I remain curious about Emily’s knowledge of Māori plant use and Rongoā Māori (traditional Māori medicine) practices, in relation to some of the plants she collected. She displayed an awareness of the useful properties of some of the plants, such as the berries of the Karaka:

‘Fruit bright orange colour, pulp edible, the kernel poisonous until steeped for a long time in salt and water, formerly much used for food by the Maories’ (Emily Cumming Harris, New Zealand berries, Nelson: H. D. Jackson, 1890, p. 4)
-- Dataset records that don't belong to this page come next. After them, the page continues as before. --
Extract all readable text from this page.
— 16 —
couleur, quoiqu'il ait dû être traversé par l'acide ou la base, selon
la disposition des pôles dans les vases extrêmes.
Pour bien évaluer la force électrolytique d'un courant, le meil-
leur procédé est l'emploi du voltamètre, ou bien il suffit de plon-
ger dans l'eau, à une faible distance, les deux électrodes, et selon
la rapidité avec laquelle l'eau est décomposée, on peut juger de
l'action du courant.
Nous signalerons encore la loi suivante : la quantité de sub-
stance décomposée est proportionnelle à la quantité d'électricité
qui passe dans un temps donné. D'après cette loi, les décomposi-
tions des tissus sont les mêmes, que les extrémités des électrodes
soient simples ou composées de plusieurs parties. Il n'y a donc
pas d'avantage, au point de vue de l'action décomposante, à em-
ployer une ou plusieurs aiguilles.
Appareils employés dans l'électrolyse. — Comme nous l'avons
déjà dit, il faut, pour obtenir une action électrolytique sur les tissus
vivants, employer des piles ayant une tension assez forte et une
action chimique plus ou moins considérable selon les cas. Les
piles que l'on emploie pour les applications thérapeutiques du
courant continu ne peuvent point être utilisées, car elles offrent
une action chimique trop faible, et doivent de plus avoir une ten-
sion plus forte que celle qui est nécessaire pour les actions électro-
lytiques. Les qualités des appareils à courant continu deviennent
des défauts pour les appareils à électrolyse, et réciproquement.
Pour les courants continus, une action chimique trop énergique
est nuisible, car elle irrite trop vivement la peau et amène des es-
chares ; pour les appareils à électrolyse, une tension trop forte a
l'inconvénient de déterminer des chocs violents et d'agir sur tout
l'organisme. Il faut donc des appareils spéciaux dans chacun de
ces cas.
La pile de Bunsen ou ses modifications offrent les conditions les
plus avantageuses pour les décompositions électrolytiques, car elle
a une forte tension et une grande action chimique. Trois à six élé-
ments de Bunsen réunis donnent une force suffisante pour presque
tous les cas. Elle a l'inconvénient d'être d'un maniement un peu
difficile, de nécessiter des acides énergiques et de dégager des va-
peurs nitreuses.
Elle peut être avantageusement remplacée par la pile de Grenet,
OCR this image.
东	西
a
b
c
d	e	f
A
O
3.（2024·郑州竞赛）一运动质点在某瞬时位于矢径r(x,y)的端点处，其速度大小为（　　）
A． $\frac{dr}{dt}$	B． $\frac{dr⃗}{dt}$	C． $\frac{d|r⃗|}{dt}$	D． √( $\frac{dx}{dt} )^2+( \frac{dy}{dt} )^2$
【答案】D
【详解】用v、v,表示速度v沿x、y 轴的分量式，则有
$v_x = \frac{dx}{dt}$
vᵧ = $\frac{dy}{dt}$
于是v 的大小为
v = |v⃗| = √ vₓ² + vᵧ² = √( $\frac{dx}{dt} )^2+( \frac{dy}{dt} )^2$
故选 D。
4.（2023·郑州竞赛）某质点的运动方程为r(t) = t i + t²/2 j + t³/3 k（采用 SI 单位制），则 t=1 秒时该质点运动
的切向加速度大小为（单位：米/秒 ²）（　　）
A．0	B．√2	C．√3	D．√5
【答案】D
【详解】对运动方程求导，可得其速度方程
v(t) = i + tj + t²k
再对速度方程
And the fern Marattia fraxinea in New Zealand ferns:

‘Edible fern. A very handsome plant growing inland in the North Island. It is prized for gardens and green houses. The root resembling a horse shoe, is baked and eaten by the Maories’  (Emily Cumming Harris, New Zealand ferns, Nelson: H. D. Jackson, 1890, p. 3)

This is another intersection that would be interesting to explore: where/how did Emily learn about these plant properties and their relationship to Māori? As noted in the present project’s description, these sorts of juxtapositions, intersections and examinations of a wider context offer “… a richer understanding of the conditions of time and place that ultimately connect with our decolonising but forgetful present.”

Catherine Field-Dodgson has a master’s degree in art history from Victoria University of Wellington, supervised by Roger Blackley. She’s previously worked as a press secretary and events organiser, and lives in Lower Hutt with her partner and their two children. Catherine is currently researching her 2x great-grandmother Keita Halbert/Wyllie/Gannon (Rongowhakaata).